I was bowled over. I never would have asked the same person to come every week. I stopped to breathe a thank-you to God, and then realized I had never even prayed about this. It was as if God had answered my prayer before I even prayed it!
‘Little’ problems
“God is in the details,” my friend told me later when I was setting up a Friday routine with her. And I remembered how hesitant I am to “bother” God with my little desires, or even needs. It seems self-centered or trivial to me. But I’m beginning to understand that God, like all good fathers, wants to hear everything on my mind. And like every loving parent, he hurts along with his children over even the “little” pains and problems.
(And this experience affirms one more thing I believe about God: the ministry of Healing Center must be important to him, too.)
Remembering faithfulness
I share all this not to brag or to suggest I have some superior “in” with our Father. I could tell you about all my unanswered prayers, my niggling questions, regrets, fears; my struggles with doubt.

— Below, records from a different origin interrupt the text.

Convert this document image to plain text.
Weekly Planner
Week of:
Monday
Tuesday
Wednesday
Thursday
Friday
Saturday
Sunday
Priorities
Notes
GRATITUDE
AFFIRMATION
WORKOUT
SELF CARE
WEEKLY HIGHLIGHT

But just as the ancient rulers of Israel, the prophets, and the writers of Psalms reminded God’s people of his past faithfulness, I’m remembering this story whenever I wander into wondering if God is near. It encourages me to believe he’s lovingly concerned about every detail of my life.
So I decided not to keep my story to myself. I figure it may be just the encouragement some reader needs today. God is here, even when we get too busy with the “little” things to include him in our struggles.
It’s a reminder I need almost every day.